It’s February and love is in the air. It’s well-established at this point that I have a favorite foodie I’m continually out to impress with my newfound culinary skills. So, as days fly by and we hurtle towards Valentine’s Day, I’m faced not only with preparing a meal to woo the lady, I’ve also taken on oysters as my We The Eaters aphrodisiac-themed post.
Yikes! Have I ever mentioned I’d never tried seafood before I met my sweetheart?
And, while oysters are probably the most infamous aphrodisiac, trying them for the first time seemed a bit daunting. OK … Completely terrifying. I mean, have you really looked at a raw oyster?
I gave serious deliberation to preparing and cooking a meal. It was my intention to try out a recipe from allrecipes.com that sounded delicious: grilled oysters in fennel butter.
But then, that’s not quite right, is it? Really, it’s raw oysters that presumably have the lust-inducing properties, not cooked ones. So raw is what I tried.
Now I have to admit, dear Eaters, I cheated a little. I went to Hank’s Oyster Bar in D.C. I guess I could have shucked them myself and spent some time explaining how that worked, but frankly, I was worried. I mean, it is raw seafood. The last thing I want to do is poison my Valentine. So, instead, I took her to some experts where I felt certain we could test the mollusks safely and, as it turns out, enjoy some extremely well-prepared libations.
A bartender at Hank’s, John, took excellent care of us that night. He started by explaining a bit about the oyster’s aphrodisiac nature. They are high in zinc, a vitamin that controls progesterone levels (closely related to testosterone), which have a positive effect on the libido. This extra dose of zinc was a needed boost back when diets weren’t as healthy and vitamin-focused as they are today.
Also, oysters have tyrosine, an important amino acid. These acids heighten the amount of dopamine in the brain which, it turns out, is vital to stimulate sexual desire. Finally, I won’t even discuss its associated appearance and how it adds to the mix.
But enough with the science lesson! Hank’s was serving up raw oysters on the half shell: two native to Virginia, called Hayden’s Reef and Tom’s Cove, and a third, from Washington State, called Pebble Beach.
Again, John brought his encyclopedic knowledge to the table, explaining that the Pebble Beach oysters were actually imported from Japan. Apparently, our West Coast versions are slow growers and were eaten to virtual extinction. The Japanese imports are hardier and grow faster.
He also passed on another tidbit about the oyster shells: Hank’s recycles them! They’re turned over to be used to build artificial reefs for oysters to spawn.
Our informative oyster tour concluded, it was on to the tasting. We asked John the best method for eating the slippery beasts. Were we supposed to just swallow them whole or chew? I’d always heard to gulp them down whole, but our expert suggested a “courtesy chew” to get the flavor of the oyster. He also mentioned that they’re best with some sort of acid: lemon, Tabasco or cocktail sauce.

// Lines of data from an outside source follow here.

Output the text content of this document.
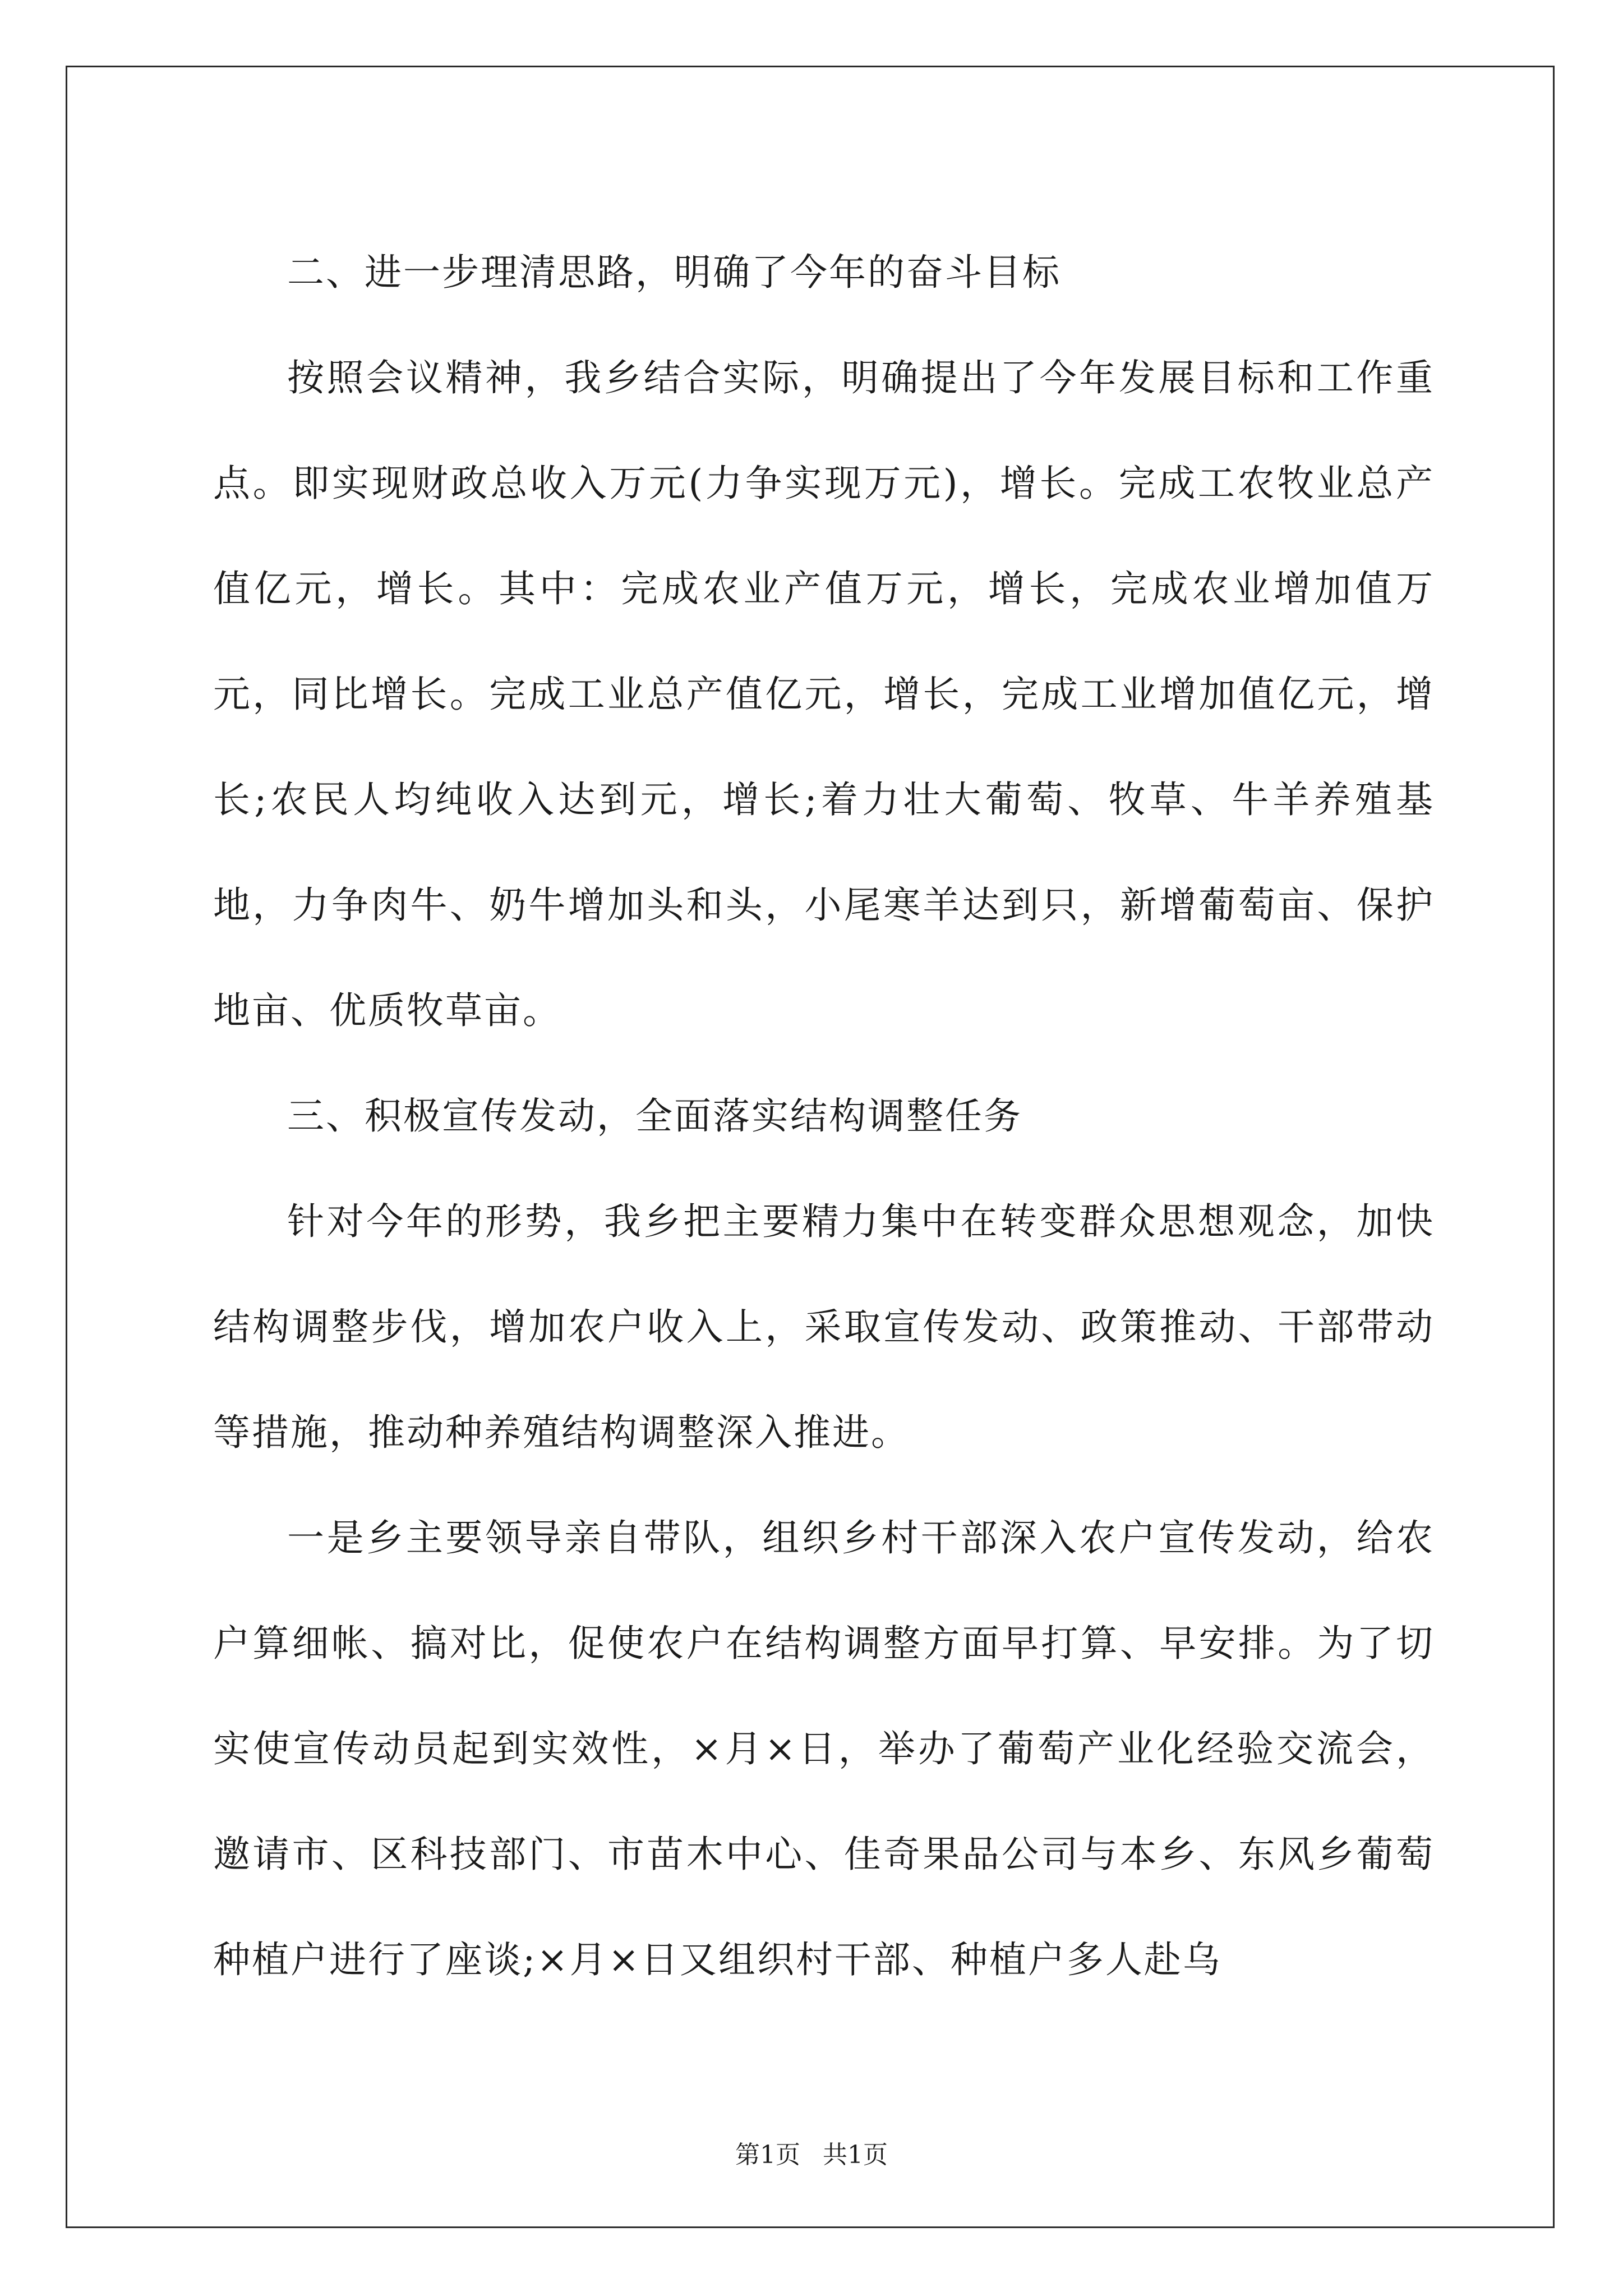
二、进一步理清思路，明确了今年的奋斗目标

按照会议精神，我乡结合实际，明确提出了今年发展目标和工作重点。即实现财政总收入万元(力争实现万元)，增长。完成工农牧业总产值亿元，增长。其中：完成农业产值万元，增长，完成农业增加值万元，同比增长。完成工业总产值亿元，增长，完成工业增加值亿元，增长;农民人均纯收入达到元，增长;着力壮大葡萄、牧草、牛羊养殖基地，力争肉牛、奶牛增加头和头，小尾寒羊达到只，新增葡萄亩、保护地亩、优质牧草亩。

三、积极宣传发动，全面落实结构调整任务

针对今年的形势，我乡把主要精力集中在转变群众思想观念，加快结构调整步伐，增加农户收入上，采取宣传发动、政策推动、干部带动等措施，推动种养殖结构调整深入推进。

一是乡主要领导亲自带队，组织乡村干部深入农户宣传发动，给农户算细帐、搞对比，促使农户在结构调整方面早打算、早安排。为了切实使宣传动员起到实效性，×月×日，举办了葡萄产业化经验交流会，邀请市、区科技部门、市苗木中心、佳奇果品公司与本乡、东风乡葡萄种植户进行了座谈;×月×日又组织村干部、种植户多人赴乌

第1页 共1页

With some excellent cocktails at the ready, we were prepared for oyster number one: the Hayden’s Reef. This being my first oyster ever, I was pretty freaked out — but undeterred. I doused it with lemon, brought the shell to my lips and SLURP! I even braved the courtesy chew (chews, really). And it was good. I can’t describe it as excellent, because it mostly tasted like lemon. And it was certainly not as briny as I expected; our oyster guide noted that these were “medium large, light brine, and with a clean mineral finish.”
Next up was the other local, Tom’s Cove. This time, I went far lighter on the lemon. Shell to lips and down the hatch, after the now-obligatory courtesy chew. Again, it was light in taste. Described as “medium briny with an ocean finish,” I didn’t get an overpowering ocean taste. It was a little grittier than the first, but overall positive.
The final oyster, the (Japanese) Washington State Pebble Beach, was similarly dispatched from its shell. This last one was the most briny and was very gritty. I’d wished I tried the minuet sauce (made from red wine vinegar, cracked pepper and shallots) with this one. It was okay, though not amazing. The grit kept me from enjoying this oyster as much.
With the three oysters gone, our dining guide assured us that we had just tried a great sampling. As we departed, John mentioned a delicious cooked option: A Hank’s dish of boiled oysters, then panko-breaded and served in BBQ sauce.
Well, dear Eater, while there is some real science in the notion that oysters are aphrodisiacs, I’m not 100 percent convinced. Or, maybe I already have plenty of zinc in my diet. But the dining experience was fun. Despite my trepidations, I enjoyed the food and was able to check raw oysters off my list of things I’ve always wanted to try.
And as for an aphrodisiac, I think presenting a ring with a pearl from one of those oysters might do a better job of setting the mood than eating them.